I find that it’s better to teach this tip using a few examples:
If bedtime is an issue for your family, set a clear time each child needs to be in their bed. Then choose a consequence for not being in bed on time. After you’ve told your kids clearly the expectation and the consequence, you get to allow your child the freedom to get ready for bed or to not. If they choose to get into their bedroom on time, they get the privilege the next day. If they don’t get into bed on time, they lose the privilege the next day. You get to have the consequence be the teacher instead of you having to nag your child. It won’t take your child very many nights before they decide that going to bed on time is worth it. Plus, your child will start to be responsible for themselves. They’ll start to watch the clock on their own, they’ll try to be in their bedroom on time on their own, and you’ll get the space you need without having to say much at all.
If your kids leave their toys out a lot, create a firm rule that toys that are out at the end of the night go to “Toy Jail”. The child can only “bail” the toy out by doing a chore. Again, be clear with your kids about the rule, then say nothing. You are going to allow them the freedom to make their choice, while being firm about the rules.

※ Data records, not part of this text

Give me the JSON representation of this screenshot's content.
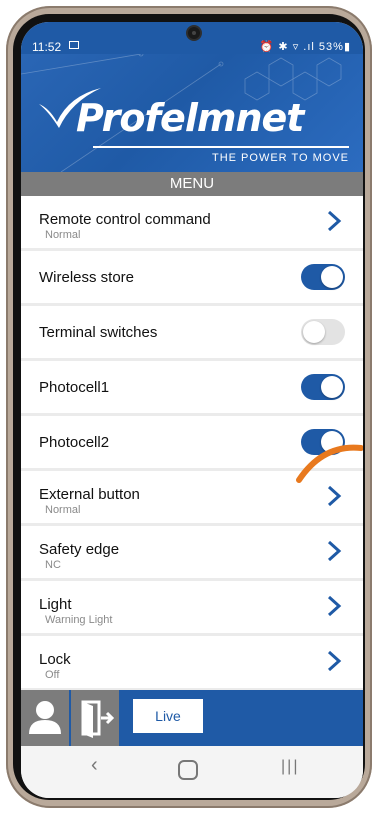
{
  "status_bar": {
    "time": "11:52",
    "right_icons": "⏰ ✱ ▿ .ıl",
    "battery": "53%"
  },
  "banner": {
    "brand": "Profelmnet",
    "tagline": "THE POWER TO MOVE"
  },
  "menu": {
    "header": "MENU",
    "items": [
      {
        "title": "Remote control command",
        "sub": "Normal",
        "control": "chevron"
      },
      {
        "title": "Wireless store",
        "control": "toggle",
        "on": true
      },
      {
        "title": "Terminal switches",
        "control": "toggle",
        "on": false
      },
      {
        "title": "Photocell1",
        "control": "toggle",
        "on": true
      },
      {
        "title": "Photocell2",
        "control": "toggle",
        "on": true
      },
      {
        "title": "External button",
        "sub": "Normal",
        "control": "chevron"
      },
      {
        "title": "Safety edge",
        "sub": "NC",
        "control": "chevron"
      },
      {
        "title": "Light",
        "sub": "Warning Light",
        "control": "chevron"
      },
      {
        "title": "Lock",
        "sub": "Off",
        "control": "chevron"
      }
    ]
  },
  "bottom_bar": {
    "live_label": "Live",
    "user_icon": "user-icon",
    "exit_icon": "exit-icon"
  },
  "colors": {
    "brand_blue": "#1f5aa6",
    "header_gray": "#7c7c7c",
    "annotation_orange": "#e8791e"
  }
}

At night, pick up all the toys that are left out and put them in a place that’s hard to reach. The next time the child wants to play with that toy, give the child a chore that needs to be completed to “bail” the toy out.
Once again, the child has the freedom to choose while the consequence is being a fantastic teacher.
When I have parents whose children are being oppositional I ask them to:
- Find a way their child can have more freedom
- Identify what boundaries needs to be in place for the home to be filled with love and respect
- Decide what consequences will occur if the boundaries are violated
- Be clear with their child about the boundaries and the consequences
- Sit back and let the consequences be the teacher, saying as little as possible
I should mention that all of this is done with love and empathy, not with anger or revenge. We know that our kids will make mistakes. We want them to make mistakes. We want them to learn from their mistakes. They will only learn if we are firm and loving.
In the end we want our kids to understand that they have choices. They’re in control of what good things come into their life and that they might miss out on things when they aren’t obedient.